Bemerkenswert ist in den „Unter Verdacht“-Filmen das heikle Betriebsklima zwischen Eva Prohacek, die Senta Berger diesmal besonders abgespannt erscheinen lässt, dem eigensinnigen Langner und ihrem Chef Claus Reiter (Gert Anthoff). Die Filmemacher temperieren es mit feinem Humor. Besonders Langner und Prohacek pflegen diesmal ein auch auf Distanz gereiztes Arbeitsverhältnis: „Herr, es heißt immer noch Herr Langner, Frau Prohacek!“

Dagegen ist Reiter außergewöhnlich hilfsbereit. Ansonsten vor allem darauf erpicht, seine Karriere voranzutreiben und störende interne Ermittlungen auszubremsen, kriegt er sich jetzt kaum ein vor Anteilnahme, als Prohaceks Vermutungen die bayerischen Ministerialbürokratie erfassen, und zwar an ziemlich hoher Stelle. Abteilungsleiter Dr. Ludwig Steiner (mit Janker und Bierbauch: Johann von Bülow), im Innenministerium der Mann für die Sportförderung, hat ein reges Interesse an erfolgreichen Biathlethen. Mit ihm hat Reiter noch ein Hühnchen zu rupfen. Denn eben dieser Steiner hatte ihn übergangen, als es um die begehrten Posten im Organisationskomitee der Alpeniade ging.
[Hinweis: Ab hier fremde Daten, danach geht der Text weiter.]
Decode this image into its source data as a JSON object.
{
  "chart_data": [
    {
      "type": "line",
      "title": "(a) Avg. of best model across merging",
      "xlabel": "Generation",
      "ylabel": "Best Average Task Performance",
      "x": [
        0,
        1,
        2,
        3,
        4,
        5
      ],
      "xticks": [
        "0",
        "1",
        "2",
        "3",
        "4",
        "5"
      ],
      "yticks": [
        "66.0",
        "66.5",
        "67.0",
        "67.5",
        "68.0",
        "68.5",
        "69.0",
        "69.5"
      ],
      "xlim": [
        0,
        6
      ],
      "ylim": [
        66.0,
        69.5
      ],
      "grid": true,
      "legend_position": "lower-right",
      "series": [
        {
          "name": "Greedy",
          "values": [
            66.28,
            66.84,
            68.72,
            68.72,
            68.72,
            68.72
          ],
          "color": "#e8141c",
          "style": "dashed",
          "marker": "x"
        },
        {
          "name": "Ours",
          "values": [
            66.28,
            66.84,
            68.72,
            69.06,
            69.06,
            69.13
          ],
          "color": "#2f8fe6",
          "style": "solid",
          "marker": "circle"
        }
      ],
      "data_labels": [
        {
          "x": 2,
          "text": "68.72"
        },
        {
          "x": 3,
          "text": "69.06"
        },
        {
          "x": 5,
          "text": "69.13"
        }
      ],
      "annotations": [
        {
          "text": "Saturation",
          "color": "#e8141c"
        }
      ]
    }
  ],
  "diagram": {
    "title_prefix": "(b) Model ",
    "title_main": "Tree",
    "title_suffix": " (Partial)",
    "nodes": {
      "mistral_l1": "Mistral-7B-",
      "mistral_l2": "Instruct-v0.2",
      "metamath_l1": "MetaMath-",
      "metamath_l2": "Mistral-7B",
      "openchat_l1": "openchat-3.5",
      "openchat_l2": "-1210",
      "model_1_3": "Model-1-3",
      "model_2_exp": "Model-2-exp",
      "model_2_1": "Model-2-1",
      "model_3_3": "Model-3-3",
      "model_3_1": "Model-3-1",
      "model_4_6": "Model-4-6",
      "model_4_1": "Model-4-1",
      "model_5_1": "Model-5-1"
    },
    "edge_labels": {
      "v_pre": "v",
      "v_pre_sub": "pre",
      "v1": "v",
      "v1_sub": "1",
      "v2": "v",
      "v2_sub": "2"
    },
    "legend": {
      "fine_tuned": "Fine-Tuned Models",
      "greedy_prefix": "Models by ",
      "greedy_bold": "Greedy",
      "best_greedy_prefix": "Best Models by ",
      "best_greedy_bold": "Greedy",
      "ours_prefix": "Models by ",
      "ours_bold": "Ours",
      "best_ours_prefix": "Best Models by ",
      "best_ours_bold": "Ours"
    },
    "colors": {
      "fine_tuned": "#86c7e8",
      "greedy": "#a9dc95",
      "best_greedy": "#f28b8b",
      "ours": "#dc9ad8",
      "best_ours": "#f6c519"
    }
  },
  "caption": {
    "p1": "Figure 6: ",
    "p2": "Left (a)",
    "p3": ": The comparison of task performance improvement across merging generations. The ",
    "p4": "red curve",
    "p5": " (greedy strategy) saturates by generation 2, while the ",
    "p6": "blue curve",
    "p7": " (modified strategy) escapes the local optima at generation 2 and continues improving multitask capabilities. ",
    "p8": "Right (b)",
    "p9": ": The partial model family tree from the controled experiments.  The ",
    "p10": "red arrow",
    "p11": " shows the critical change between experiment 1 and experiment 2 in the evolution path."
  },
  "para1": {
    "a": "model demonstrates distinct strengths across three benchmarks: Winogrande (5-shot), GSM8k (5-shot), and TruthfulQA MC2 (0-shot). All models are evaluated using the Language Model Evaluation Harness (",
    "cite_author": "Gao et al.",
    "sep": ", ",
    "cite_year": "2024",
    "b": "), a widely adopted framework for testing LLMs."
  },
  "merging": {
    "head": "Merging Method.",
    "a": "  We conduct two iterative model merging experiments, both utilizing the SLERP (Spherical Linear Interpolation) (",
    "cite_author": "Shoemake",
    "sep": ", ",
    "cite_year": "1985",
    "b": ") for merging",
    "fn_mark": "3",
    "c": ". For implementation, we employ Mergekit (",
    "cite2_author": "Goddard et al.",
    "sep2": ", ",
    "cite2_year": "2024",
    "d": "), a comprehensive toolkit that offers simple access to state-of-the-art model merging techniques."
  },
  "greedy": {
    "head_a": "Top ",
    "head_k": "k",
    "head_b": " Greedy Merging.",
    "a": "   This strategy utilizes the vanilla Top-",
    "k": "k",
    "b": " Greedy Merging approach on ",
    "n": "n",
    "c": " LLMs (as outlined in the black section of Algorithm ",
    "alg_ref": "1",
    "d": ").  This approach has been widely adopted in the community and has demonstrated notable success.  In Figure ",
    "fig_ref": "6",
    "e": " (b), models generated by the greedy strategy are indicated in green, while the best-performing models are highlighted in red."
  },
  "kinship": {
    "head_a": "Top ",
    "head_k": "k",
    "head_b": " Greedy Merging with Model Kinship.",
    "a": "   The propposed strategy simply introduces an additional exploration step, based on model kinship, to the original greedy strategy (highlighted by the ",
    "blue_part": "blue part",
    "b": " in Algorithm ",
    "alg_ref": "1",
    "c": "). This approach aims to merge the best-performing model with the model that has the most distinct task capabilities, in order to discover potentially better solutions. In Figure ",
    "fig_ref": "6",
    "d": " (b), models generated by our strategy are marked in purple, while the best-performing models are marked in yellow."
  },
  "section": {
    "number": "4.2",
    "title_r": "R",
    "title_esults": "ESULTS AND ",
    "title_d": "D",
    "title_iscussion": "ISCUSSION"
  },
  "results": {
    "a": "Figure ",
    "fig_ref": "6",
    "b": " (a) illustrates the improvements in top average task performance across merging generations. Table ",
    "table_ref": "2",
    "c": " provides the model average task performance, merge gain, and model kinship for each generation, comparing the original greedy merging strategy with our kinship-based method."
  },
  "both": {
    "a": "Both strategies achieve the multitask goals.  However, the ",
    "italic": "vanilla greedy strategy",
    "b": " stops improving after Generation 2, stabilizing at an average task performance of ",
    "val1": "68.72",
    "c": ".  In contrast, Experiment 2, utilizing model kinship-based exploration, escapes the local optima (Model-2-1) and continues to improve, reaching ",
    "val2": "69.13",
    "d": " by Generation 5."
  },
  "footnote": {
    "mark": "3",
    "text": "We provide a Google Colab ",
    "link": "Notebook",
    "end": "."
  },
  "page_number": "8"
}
Stauch und Herzog bürsten ihrem Film jeden Anflug von weiß-blauer Gemütlichkeit aus. Die Bilder von Kameramann Philipp Sichler zeigen München in tristen Straßen und Höfen, die auch nicht schöner sind als in Dortmund. Die bayerischen Verfilzungen zwischen Sport und Politik werden – trotz aller boshaften Dialog-Pointen – mit keinem Augenzwinkern gemildert. Dass alle Protagonisten einen BMW oder ein anderes konzernverwandtes Autos fahren, wirkt da durchaus realistisch – ist aber als „Produktionsunterstützung“ im Abspann vermerkt.